Droits de l’homme et entreprises: quelles suites donner à la Recommandation CM/Rec(2016)3 du Comité des Ministres?

Auteur(s) : Assemblée parlementaire

Origine - Texte adopté par la Commission permanente, agissant au nom de l’Assemblée, le 29 novembre 2019 (voir Doc. 15004, rapport de la commission des questions juridiques et des droits de l’homme, rapporteur: M. Elshad Hasanov; et Doc. 15005, avis de la commission des questions sociales, de la santé et du développement durable, rapporteur: M. Mikayel Melkumyan).Voir également la Recommandation 2166 (2019).

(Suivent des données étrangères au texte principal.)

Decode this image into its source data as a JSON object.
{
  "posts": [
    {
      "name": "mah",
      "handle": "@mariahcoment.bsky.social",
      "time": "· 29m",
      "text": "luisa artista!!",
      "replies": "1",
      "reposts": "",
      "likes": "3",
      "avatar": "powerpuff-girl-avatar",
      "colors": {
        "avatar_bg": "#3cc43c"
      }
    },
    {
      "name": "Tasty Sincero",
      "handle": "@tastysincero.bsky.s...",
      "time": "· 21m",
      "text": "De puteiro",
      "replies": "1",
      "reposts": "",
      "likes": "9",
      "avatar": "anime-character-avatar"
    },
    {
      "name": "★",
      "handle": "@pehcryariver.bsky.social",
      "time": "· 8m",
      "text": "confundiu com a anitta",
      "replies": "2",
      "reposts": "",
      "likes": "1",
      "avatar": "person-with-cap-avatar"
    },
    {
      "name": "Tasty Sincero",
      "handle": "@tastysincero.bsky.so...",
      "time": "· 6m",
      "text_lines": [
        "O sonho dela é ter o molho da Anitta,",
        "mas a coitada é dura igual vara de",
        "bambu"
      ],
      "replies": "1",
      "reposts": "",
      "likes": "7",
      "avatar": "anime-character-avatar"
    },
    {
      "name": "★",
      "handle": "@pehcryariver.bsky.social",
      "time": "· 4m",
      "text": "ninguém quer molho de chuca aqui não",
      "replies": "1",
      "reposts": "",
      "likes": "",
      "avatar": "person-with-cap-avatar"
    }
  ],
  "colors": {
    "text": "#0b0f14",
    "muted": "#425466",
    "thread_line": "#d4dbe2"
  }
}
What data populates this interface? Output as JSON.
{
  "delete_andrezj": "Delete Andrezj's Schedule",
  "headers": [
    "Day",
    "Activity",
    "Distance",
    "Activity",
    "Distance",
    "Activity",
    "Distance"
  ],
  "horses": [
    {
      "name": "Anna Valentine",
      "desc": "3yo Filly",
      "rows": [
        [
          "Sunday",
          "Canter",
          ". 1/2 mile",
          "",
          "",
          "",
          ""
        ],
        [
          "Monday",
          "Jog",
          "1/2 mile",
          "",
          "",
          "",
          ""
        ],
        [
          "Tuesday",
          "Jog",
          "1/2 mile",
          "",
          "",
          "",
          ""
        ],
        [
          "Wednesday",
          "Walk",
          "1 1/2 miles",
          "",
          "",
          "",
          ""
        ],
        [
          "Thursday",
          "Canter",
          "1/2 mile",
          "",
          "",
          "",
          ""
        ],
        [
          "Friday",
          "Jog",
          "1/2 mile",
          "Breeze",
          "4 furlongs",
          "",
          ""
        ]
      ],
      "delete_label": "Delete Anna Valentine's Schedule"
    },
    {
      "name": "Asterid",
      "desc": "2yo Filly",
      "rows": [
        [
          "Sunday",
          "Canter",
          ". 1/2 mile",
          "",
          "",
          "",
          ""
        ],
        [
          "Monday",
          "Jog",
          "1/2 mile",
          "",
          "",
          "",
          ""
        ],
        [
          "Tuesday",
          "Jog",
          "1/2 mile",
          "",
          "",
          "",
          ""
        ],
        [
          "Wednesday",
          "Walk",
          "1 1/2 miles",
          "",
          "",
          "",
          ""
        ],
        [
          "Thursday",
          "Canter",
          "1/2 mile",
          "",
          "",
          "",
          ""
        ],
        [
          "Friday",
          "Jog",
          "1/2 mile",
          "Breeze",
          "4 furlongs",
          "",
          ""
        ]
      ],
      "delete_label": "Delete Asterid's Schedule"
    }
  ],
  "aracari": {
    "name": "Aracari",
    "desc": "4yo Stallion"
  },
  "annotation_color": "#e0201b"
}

1. L’Assemblée parlementaire rappelle sa Résolution 1757 (2010) et sa Recommandation 1936 (2010) «Droits de l’homme et entreprises», ainsi que sa Résolution 1993 (2014) «Un travail décent pour tous» et sa Recommandation 2123 (2018) «Renforcer la réglementation internationale interdisant le commerce des biens utilisés pour la torture et la peine de mort».
2. L’Assemblée note que les entreprises transnationales ou multinationales sont de plus en plus influentes. Elles peuvent être bénéfiques pour la société et contribuer à la réalisation des droits humains, par exemple en garantissant une approche fondée sur des valeurs et des principes dans leurs affaires, et en fonctionnant de manière à assumer leurs responsabilités fondamentales dans les domaines des droits humains, du travail, de l’environnement et de la lutte contre la corruption, ainsi qu’en créant des emplois et en payant des impôts. Cependant, elles peuvent aussi être impliquées dans des violations des droits humains, telles que des conditions de travail dangereuses ou qui relèvent de l’exploitation, le travail forcé et le travail des enfants, la pollution, la discrimination à l’emploi et la surveillance de leurs salariés sur le lieu de travail. De nombreuses atteintes présumées aux droits humains dans lesquelles sont impliquées des entreprises se produisent dans des pays tiers, surtout hors d’Europe, ce qui rend l’accès aux voies de recours très compliqué pour les victimes. Toutefois, des enfants ou des ressortissants étrangers (européens ou non), par exemple, sont aussi exploités au sein même de l’Europe (y compris en tant que victimes de la traite), ce qui nécessite une vigilance et une protection accrues de la part des autorités nationales compétentes.
3. Le Conseil de l’Europe a adopté un certain nombre de conventions portant sur un vaste éventail de questions directement pertinentes pour les activités des entreprises, telles que les droits sociaux et économiques, la bioéthique, la société de l’information, les droits de l’enfant, la lutte contre la corruption et contre la traite des êtres humains. Par ailleurs, bien que la Convention européenne des droits de l’homme (STE no 5, «la Convention») ne permette pas à un individu alléguant une violation de ses droits par une société de droit privé d’introduire une requête contre cette société devant la Cour européenne des droits de l’homme («la Cour»), cette dernière a admis que la Convention peut produire dans certains cas des effets directs entre des parties privées, en particulier si l’État partie à la Convention n’honore pas ses «obligations positives».
4. Au cours des dernières décennies, les tentatives visant à définir les responsabilités des entreprises dans le domaine de la protection des droits de l’homme se sont principalement appuyées sur la notion de «responsabilité sociale des entreprises» et sur une démarche volontaire. Néanmoins, bien que la protection des droits de l’homme incombe en premier lieu aux États et bien qu’il n’y ait toujours pas d’instrument juridiquement contraignant sur la responsabilité des entreprises à l’égard des violations des droits de l’homme, il est aujourd’hui largement admis que les entreprises ont des responsabilités dans ce domaine.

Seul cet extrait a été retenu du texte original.